As the Artificial Intelligence (AI) revolution sweeps through 
societies and enters daily life, its role in shaping India’s development 
and growth is bound to be substantial. For India, AI holds 
promise as a catalyst to accelerate progress, while providing mechanisms 
to leapfrog traditional hurdles such as poor infrastructure 
and bureaucracy. At the same time, an investment in AI is accompanied 
by risk factors with long-term implications on society: it 
is imperative that risks be vetted at this early stage. In this paper, 
we describe opportunities and challenges for AI in India. We detail 
opportunities that are cross-cutting (bridging India’s linguistic 
divisions, mining public data), and also specific to one particular 
sector (healthcare). We list challenges that originate from existing 
social conditions (such as equations of caste and gender). Thereafter 
we distill out concrete steps a

In [None]:
# Initialize the text splitter
text_splitter = RecursiveCharacterTextSplitter(
    chunk_size=1000,          # Maximum size of each chunk
    chunk_overlap=200,         # Number of characters that overlap between chunks
    length_function=len,      # Function to determine the length of the text
    is_separator_regex=False  # Indicates if the separator should be treated as a regex
)

# Split the text into chunks
chunks = text_splitter.create_documents([text])

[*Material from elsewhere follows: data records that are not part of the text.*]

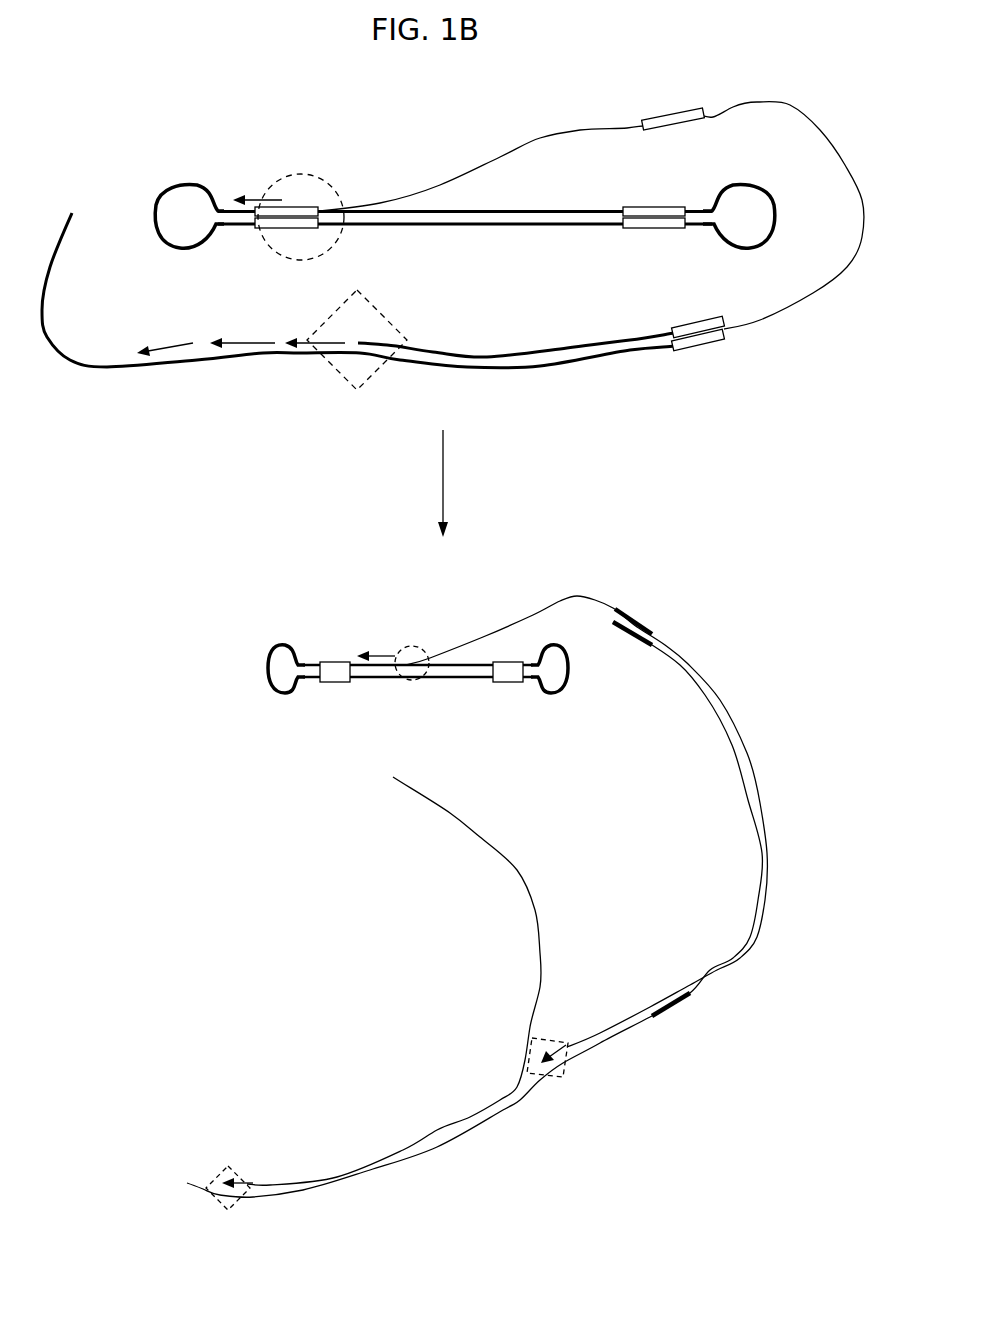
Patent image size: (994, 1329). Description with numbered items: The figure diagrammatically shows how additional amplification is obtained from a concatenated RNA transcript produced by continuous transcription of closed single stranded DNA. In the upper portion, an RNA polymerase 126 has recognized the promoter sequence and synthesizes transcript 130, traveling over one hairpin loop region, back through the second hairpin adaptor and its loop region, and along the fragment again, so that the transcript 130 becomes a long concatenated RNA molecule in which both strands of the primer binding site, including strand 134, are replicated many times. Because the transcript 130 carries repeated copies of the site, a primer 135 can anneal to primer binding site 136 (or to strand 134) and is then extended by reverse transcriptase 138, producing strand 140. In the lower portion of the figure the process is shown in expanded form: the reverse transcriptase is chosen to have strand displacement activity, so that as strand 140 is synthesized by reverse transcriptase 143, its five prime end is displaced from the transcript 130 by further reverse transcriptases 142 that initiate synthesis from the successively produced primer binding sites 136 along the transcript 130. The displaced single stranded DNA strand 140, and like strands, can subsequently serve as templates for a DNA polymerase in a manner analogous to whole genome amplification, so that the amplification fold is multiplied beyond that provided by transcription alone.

The RNA polymerase 126 is at (318, 175).
The transcript 130 is at (578, 595).
The strand of primer binding site 134 is at (677, 112).
The primer 135 is at (687, 318).
The primer binding site 136 is at (697, 343).
The reverse transcriptase 138 is at (333, 372).
The strand 140 is at (478, 837).
The reverse transcriptases 142 is at (563, 1077).
The reverse transcriptase 143 is at (235, 1208).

# Print the first few chunks for verification
for i, chunk in enumerate(chunks[:5]):
    print(f"Chunk {i+1}:\n{chunk}\n")

Chunk 1:
page_content='ABSTRACT 
In the future of India lies the future of a sixth of the world’s population.'

Chunk 2:
page_content='As the Artificial Intelligence (AI) revolution sweeps through'

Chunk 3:
page_content='societies and enters daily life, its role in shaping India’s development'

Chunk 4:
page_content='and growth is bound to be substantial. For India, AI holds'

Chunk 5:
page_content='promise as a catalyst to accelerate progress, while providing mechanisms'



In [None]:
# Create embeddings and ChromaDB
db = Chroma.from_documents(chunks, OpenAIEmbeddings())

In [None]:
# Set up retriever
retriever = db.as_retriever()

In [None]:
llm = ChatVertexAI(model="gemini-1.5-flash")

In [None]:
# Define prompt template
template = """
<s>
Using the information contained in the context,
give a comprehensive answer to the question.
Respond only to the question asked, response should be concise and relevant to the question.
Provide the number of the source document when relevant.
If the answer cannot be deduced from the context, do not give an answer.

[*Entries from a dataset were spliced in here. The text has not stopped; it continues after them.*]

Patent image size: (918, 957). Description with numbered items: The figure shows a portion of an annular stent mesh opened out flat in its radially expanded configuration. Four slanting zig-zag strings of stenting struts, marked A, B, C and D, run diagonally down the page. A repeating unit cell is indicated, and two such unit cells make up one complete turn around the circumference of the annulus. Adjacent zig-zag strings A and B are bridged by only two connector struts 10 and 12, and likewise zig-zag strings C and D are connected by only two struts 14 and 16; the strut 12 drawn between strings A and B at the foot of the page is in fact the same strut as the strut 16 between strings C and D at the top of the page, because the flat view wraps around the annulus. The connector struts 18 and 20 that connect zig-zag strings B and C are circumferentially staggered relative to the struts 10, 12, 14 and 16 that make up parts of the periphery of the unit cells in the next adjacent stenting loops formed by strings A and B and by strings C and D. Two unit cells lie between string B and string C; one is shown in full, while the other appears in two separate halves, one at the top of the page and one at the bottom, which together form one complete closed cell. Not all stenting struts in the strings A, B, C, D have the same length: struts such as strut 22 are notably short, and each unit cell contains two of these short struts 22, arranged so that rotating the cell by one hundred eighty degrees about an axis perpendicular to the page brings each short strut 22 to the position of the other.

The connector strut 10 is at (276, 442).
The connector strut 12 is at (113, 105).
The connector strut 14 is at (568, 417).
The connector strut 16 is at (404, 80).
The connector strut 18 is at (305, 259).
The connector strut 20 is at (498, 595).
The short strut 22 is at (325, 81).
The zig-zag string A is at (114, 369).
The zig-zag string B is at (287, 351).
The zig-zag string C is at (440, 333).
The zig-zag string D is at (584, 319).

Use the following context (delimited by <ctx></ctx>) and the chat history (delimited by <hs></hs>) to answer the question:
</s>
------
<ctx>
{context}
</ctx>
------
<hs>
{history}
</hs>
------
{question}
Answer:
"""

prompt = PromptTemplate(
    input_variables=["history", "context", "question"],
    template=template,
)




In [None]:
qa = RetrievalQA.from_chain_type(
    llm=llm,
    chain_type='stuff',
    retriever=retriever,
    verbose=True,
    chain_type_kwargs={
        "verbose": True,
        "prompt": prompt,
        "memory": ConversationBufferMemory(
            memory_key="history",
            input_key="question"
        ),
    },
)

In [None]:
# Run the QA system
print(qa.run("Give me the summary"))